Pensar mejor no significa actuar lento. Significa evitar que la empresa confunda rapidez con lucidez.

El empresario como primer generador de preguntas

En una PYME, el modo de preguntar del empresario termina educando a toda la organización. Si la conducción solo pregunta por ventas, la empresa tenderá a mirar volumen antes que rentabilidad. Si cada problema se aborda desde la culpa, el equipo aprenderá a protegerse. Si las reuniones se usan para descargar tensión y no para decidir, la gente dejará de esperar algo útil de ellas.

El cambio empieza cuando quien dirige se permite formular preguntas de mayor calidad. Una buena pregunta puede orientar la atención hacia el proceso, el cliente, el margen, la coordinación interna, el aprendizaje o la estrategia. También puede mostrar que el empresario no busca tener razón, sino comprender mejor para decidir mejor.

Ese gesto construye una autoridad más madura. La empresa no necesita un dueño que responda todo, sino una conducción capaz de elevar la calidad de las conversaciones.

Preguntas que conviene recuperar

Una PYME que quiere salir de la repetición debería revisar si su propuesta de valor sigue siendo relevante, si los indicadores que mira ayudan realmente a decidir, si las reuniones producen acuerdos concretos, si la formación de la gente acompaña el nivel de exigencia, si la rentabilidad surge de eficiencia o del sacrificio permanente, si la agenda del empresario construye futuro o solamente sostiene el presente.

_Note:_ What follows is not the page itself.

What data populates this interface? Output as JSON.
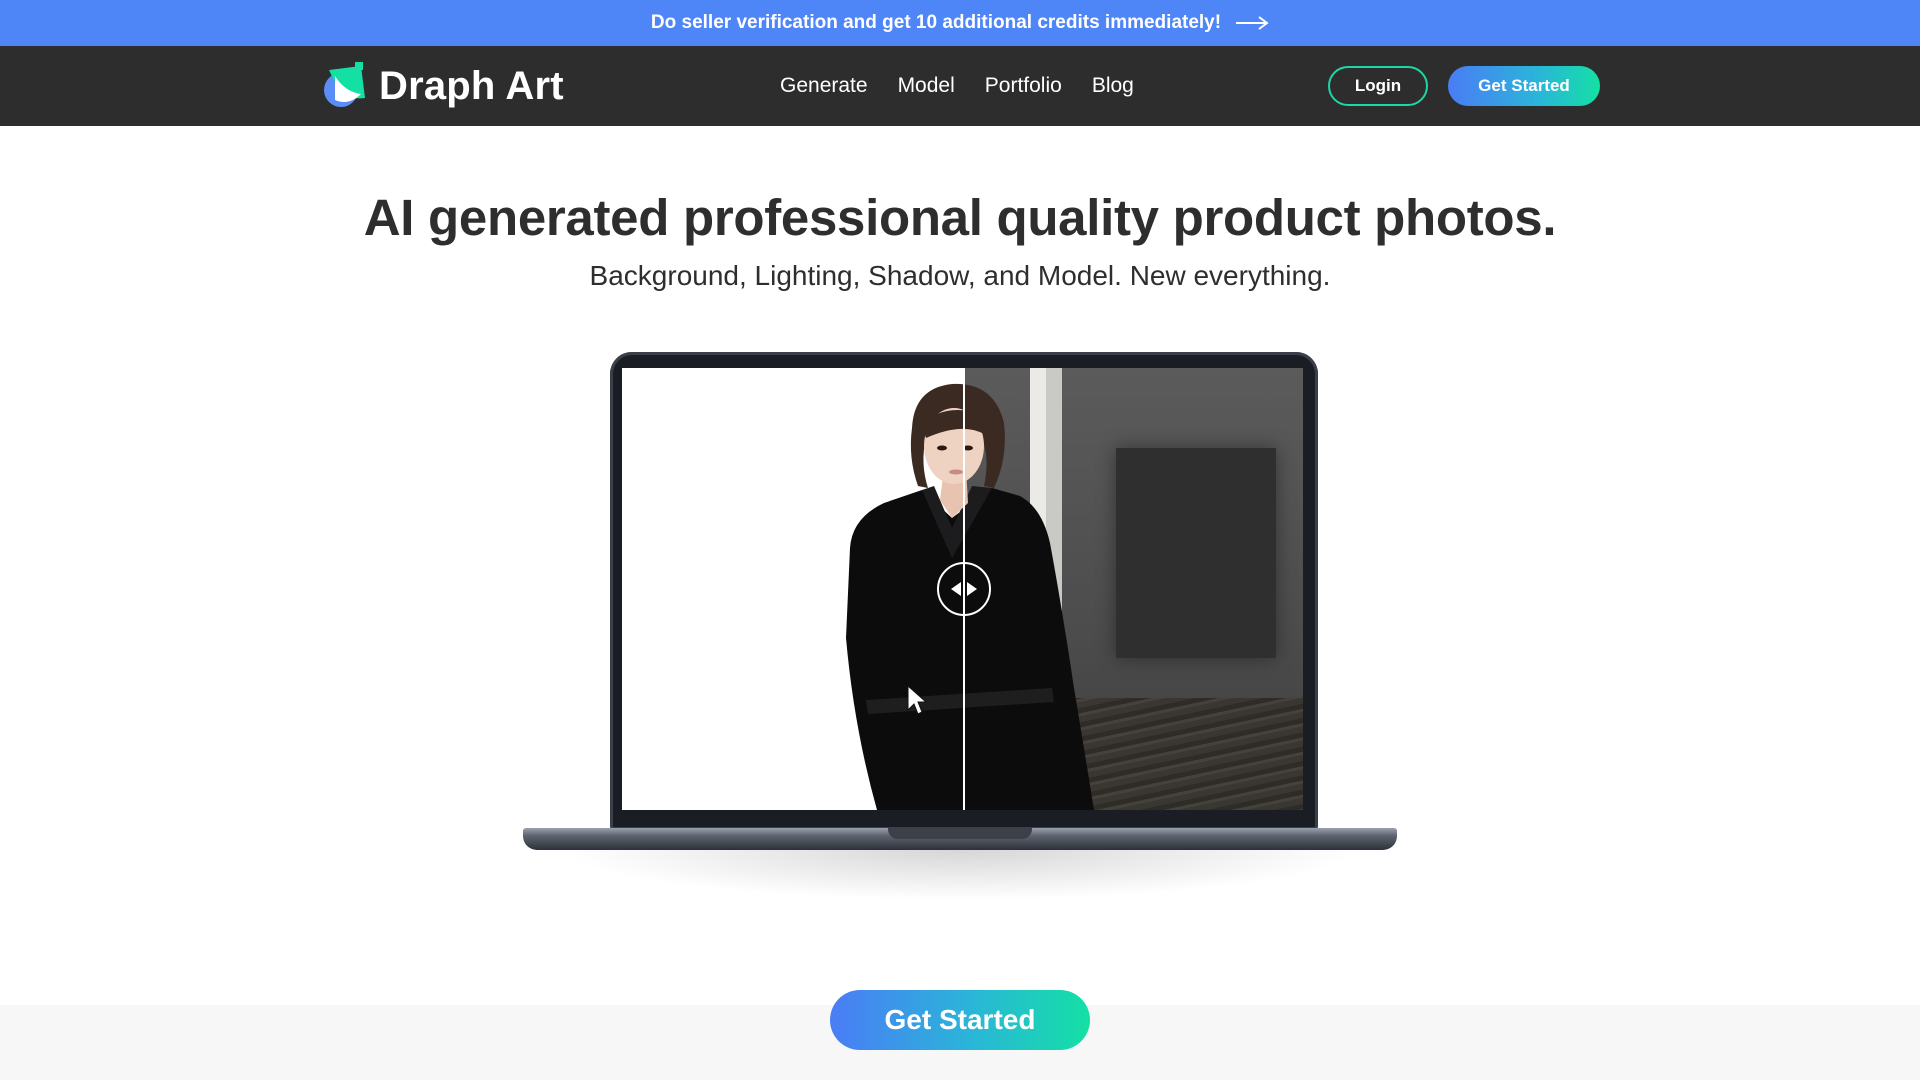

Estas cuestiones no se responden en cinco minutos ni se resuelven con una reunión aislada. Exigen método, honestidad y continuidad. También obligan a mirar la empresa como un sistema, donde lo comercial impacta en lo operativo, lo financiero condiciona decisiones, la cultura influye sobre los resultados y el estilo de dirección puede acelerar o frenar cualquier mejora.

La humildad de volver a pensar

A veces, la decisión más importante no consiste en lanzar algo nuevo, contratar a alguien o abrir otro mercado. Puede ser mucho más incómoda: detenerse a revisar desde qué preguntas se está mirando la realidad de la empresa. En esas preguntas se esconde el modelo mental con el que se dirige, se decide y se interpreta el futuro.

Preguntar distinto no garantiza el éxito, aunque seguir preguntando igual suele garantizar estancamiento. Cuando una PYME siente que trabaja mucho y avanza poco, tal vez no necesite solamente más acción. Probablemente necesite más conciencia sobre el tipo de conversaciones que viene repitiendo.

La frase de Anuor Aguilar duele porque señala una verdad simple: muchas veces no faltan respuestas, faltan mejores preguntas. Una empresa que se anima a cambiar la forma de preguntarse ya empezó a moverse en otra dirección, incluso antes de tener todo resuelto.